The commission heard chilling recounts last week of the moments leading up to the murderous crashes into the World Trade Center, the Pentagon and the Pennsylvania countryside.
They also heard from numerous experts who testified that the al Qaeda terrorist network remained a dangerous threat, as well as disturbing details of earlier schemes to pump poison into air conditioning systems, crash airplanes onto crowded city streets and take over a Russian military installation in order to fire a nuclear missile at a U.S. city.
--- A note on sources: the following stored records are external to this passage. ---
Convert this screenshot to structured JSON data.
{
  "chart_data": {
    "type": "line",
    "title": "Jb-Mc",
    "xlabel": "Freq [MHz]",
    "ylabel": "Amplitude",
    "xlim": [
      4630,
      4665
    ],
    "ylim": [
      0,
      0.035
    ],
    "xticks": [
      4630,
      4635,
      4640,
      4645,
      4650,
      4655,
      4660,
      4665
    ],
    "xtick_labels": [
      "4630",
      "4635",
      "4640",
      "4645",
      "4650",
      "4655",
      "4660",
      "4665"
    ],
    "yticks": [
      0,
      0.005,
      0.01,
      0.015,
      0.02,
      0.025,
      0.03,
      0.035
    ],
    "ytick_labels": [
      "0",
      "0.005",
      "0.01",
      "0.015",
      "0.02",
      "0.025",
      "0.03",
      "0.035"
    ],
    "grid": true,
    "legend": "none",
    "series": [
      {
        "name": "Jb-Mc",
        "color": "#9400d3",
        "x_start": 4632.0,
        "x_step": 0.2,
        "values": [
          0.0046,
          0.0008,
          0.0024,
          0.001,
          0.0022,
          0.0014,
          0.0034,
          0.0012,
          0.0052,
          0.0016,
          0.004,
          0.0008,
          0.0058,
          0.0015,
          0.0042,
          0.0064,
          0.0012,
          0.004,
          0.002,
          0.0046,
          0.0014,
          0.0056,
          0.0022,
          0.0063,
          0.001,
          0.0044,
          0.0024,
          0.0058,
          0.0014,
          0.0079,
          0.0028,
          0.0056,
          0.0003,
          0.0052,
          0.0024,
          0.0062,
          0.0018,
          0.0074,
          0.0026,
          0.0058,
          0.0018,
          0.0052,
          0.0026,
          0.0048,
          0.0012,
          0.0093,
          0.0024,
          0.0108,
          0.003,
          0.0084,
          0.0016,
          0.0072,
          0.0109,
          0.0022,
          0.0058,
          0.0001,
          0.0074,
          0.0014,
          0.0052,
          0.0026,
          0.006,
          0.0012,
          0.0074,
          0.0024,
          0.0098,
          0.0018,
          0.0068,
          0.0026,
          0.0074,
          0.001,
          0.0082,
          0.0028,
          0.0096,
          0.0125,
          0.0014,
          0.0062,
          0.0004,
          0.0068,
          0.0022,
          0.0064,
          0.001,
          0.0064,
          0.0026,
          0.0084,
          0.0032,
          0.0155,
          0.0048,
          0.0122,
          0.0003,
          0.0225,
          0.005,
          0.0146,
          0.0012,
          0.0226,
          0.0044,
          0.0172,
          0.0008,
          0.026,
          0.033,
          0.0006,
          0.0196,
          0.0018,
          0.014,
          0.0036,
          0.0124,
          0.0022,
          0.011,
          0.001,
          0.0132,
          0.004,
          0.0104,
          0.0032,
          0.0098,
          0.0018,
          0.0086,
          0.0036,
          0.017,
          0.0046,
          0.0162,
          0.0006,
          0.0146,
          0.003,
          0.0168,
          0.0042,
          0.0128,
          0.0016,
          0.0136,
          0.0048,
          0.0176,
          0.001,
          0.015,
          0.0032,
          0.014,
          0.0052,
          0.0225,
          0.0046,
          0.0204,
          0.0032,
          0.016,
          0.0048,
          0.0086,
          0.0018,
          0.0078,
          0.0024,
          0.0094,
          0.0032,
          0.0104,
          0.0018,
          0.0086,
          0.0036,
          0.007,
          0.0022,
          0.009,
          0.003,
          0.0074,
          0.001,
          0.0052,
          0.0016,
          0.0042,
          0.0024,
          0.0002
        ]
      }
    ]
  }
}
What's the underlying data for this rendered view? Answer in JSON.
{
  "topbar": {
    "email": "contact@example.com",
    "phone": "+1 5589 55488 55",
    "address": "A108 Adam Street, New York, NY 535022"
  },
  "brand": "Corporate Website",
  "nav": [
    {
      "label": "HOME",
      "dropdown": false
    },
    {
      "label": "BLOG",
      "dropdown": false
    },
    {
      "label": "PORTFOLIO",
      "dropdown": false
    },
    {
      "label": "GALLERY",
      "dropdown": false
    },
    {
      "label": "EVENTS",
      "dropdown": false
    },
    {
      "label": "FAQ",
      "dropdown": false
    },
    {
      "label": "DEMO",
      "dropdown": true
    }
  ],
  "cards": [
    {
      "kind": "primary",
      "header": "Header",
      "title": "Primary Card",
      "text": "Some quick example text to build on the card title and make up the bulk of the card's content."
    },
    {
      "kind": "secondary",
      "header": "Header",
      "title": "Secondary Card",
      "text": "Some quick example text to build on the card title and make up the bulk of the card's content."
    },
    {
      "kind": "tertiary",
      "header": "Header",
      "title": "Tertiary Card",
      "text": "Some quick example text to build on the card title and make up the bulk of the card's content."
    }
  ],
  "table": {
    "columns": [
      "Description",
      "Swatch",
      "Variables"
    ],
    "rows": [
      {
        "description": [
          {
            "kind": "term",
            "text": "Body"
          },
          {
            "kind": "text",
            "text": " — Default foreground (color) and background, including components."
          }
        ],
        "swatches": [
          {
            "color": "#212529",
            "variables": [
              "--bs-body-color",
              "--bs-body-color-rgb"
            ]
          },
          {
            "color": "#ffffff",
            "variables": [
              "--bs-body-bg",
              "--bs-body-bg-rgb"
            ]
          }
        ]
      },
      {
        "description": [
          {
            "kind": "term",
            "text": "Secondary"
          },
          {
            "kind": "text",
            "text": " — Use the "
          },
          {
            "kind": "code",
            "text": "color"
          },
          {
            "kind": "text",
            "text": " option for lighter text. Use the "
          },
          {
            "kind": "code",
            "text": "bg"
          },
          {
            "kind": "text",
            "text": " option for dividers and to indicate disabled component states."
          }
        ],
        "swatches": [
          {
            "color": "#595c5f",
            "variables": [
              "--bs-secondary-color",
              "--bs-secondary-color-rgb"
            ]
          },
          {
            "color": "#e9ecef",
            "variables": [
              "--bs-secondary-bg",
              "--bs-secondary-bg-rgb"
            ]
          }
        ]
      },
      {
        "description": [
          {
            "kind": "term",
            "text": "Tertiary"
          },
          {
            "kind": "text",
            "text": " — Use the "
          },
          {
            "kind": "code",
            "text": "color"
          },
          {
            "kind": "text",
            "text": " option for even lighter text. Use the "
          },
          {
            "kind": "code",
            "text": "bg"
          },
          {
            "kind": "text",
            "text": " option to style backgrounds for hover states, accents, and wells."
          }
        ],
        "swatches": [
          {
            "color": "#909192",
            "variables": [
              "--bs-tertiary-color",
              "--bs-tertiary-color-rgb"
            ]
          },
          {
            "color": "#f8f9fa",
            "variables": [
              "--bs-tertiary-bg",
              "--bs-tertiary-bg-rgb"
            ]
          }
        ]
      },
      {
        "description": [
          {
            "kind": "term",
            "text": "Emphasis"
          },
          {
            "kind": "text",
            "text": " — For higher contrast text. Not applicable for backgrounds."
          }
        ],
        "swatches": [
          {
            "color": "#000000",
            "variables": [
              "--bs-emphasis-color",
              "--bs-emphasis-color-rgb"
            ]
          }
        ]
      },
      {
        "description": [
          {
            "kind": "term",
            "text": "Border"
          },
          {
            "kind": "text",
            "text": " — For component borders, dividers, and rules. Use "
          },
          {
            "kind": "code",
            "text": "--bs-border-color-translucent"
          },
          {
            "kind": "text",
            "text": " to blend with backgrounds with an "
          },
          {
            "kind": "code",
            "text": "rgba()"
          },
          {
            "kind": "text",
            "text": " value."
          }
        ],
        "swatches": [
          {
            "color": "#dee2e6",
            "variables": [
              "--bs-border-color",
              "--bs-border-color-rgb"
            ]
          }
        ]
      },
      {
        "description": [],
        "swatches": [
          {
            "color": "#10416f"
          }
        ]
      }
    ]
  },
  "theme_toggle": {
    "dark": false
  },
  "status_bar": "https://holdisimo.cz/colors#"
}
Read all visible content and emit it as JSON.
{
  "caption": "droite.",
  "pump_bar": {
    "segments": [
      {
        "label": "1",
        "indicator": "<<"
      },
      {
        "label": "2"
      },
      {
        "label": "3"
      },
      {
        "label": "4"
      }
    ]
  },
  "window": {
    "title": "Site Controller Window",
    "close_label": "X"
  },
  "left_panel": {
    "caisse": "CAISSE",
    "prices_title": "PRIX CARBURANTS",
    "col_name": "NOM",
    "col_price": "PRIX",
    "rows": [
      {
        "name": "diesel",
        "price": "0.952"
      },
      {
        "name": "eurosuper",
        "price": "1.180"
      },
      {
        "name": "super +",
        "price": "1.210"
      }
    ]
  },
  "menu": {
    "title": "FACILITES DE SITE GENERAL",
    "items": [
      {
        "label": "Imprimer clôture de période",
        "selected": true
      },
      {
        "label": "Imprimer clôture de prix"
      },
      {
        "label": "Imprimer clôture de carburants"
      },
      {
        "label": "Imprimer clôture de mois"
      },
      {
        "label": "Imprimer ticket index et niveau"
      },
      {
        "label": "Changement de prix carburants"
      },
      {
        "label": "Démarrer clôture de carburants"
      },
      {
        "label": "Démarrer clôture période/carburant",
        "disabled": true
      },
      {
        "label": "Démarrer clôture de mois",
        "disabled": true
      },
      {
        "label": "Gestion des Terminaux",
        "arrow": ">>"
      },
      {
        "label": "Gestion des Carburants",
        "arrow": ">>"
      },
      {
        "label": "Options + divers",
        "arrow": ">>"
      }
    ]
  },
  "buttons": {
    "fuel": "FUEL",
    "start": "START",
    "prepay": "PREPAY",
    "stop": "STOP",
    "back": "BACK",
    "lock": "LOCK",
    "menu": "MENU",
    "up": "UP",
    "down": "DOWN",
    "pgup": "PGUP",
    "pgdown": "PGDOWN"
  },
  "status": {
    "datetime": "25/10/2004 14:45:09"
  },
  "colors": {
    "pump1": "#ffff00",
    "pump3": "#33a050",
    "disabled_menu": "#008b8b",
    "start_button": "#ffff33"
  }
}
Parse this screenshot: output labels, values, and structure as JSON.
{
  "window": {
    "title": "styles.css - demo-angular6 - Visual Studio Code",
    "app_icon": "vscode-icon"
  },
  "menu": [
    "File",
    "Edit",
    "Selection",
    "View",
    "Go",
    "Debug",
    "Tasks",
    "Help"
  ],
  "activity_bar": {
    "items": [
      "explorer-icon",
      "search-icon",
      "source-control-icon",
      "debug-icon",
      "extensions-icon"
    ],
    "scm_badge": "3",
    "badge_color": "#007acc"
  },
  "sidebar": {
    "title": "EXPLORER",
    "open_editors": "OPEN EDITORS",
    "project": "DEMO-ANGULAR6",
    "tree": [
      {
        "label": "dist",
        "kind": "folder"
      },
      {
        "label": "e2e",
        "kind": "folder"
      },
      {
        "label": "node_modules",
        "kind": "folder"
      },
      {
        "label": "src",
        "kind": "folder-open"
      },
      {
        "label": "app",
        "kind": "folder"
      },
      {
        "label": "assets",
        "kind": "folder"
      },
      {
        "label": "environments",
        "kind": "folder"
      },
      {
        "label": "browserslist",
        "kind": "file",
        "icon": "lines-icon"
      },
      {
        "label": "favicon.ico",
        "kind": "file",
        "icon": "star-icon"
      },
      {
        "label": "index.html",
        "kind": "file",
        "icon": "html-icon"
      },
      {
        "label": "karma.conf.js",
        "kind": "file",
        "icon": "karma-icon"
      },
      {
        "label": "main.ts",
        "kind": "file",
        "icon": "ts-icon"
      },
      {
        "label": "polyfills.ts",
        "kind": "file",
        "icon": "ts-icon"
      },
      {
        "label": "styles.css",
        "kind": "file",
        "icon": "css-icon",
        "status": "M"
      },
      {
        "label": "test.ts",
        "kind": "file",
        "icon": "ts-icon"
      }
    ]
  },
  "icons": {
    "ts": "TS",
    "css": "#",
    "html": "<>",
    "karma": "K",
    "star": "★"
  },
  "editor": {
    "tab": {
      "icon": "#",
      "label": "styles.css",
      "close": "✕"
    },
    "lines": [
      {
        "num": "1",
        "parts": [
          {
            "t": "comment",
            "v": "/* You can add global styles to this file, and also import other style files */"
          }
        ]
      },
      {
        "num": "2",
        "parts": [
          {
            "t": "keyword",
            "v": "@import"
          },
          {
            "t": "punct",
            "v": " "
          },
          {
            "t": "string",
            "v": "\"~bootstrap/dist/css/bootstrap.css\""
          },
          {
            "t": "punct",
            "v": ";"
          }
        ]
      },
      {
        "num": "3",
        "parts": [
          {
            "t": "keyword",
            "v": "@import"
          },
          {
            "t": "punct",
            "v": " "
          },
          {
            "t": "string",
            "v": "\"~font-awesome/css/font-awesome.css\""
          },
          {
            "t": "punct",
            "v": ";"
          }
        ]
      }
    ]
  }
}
"It may strike next week, next month or next year, but it will strike,'' a top official at the CIA's counterterrorism center identified only as "Dr. K'' told the panel.
Read more.
I repeat the thesis expressed in several posts above:
Since Saddam had no terrorists ties, the invasion of Iraq in no way addressed the problem of international terrorism. Either Mr. Bush and his aides are completely incompetent or they cynically used the September 11 attacks as a pretext to invade Iraq for reasons other than those given.*
In any event, the invasion was and the continued occupation** is a waste of human lives, time and money. That invading Iraq would do nothing to address the problem of terrorism was one among many predictions of the political Left that have turned out to be correct. Among others are that the occupation would be met with a popular resistance movement that would require brutality to even attempt to subdue, that Mr. Bush's aides would behave more in a manner consistent with colonial than democratic principles, that American credibility would suffer and that world public opinion would continue to scorn the US as a consequence of the invasion.
We must therefore conclude that the Left was right. Anybody who says otherwise either does not know what he is talking about or is deliberately obfuscating the facts.
*The cynical use theory is the better one. If Bush and his people had any real confidence that the data they had before actually supported a case to invade Iraq, they would not have constituted the OSP in the Pentagon in order to discard inconvenient bits of intelligence and make ambiguous bits of intelligence sound less ambiguous than the facts warranted.
**The occupation will continue after June 30. The authority being given to the interim government under the arrangement with the CPA is not sovereignty. In terms of sovereignty, it fails the duck test.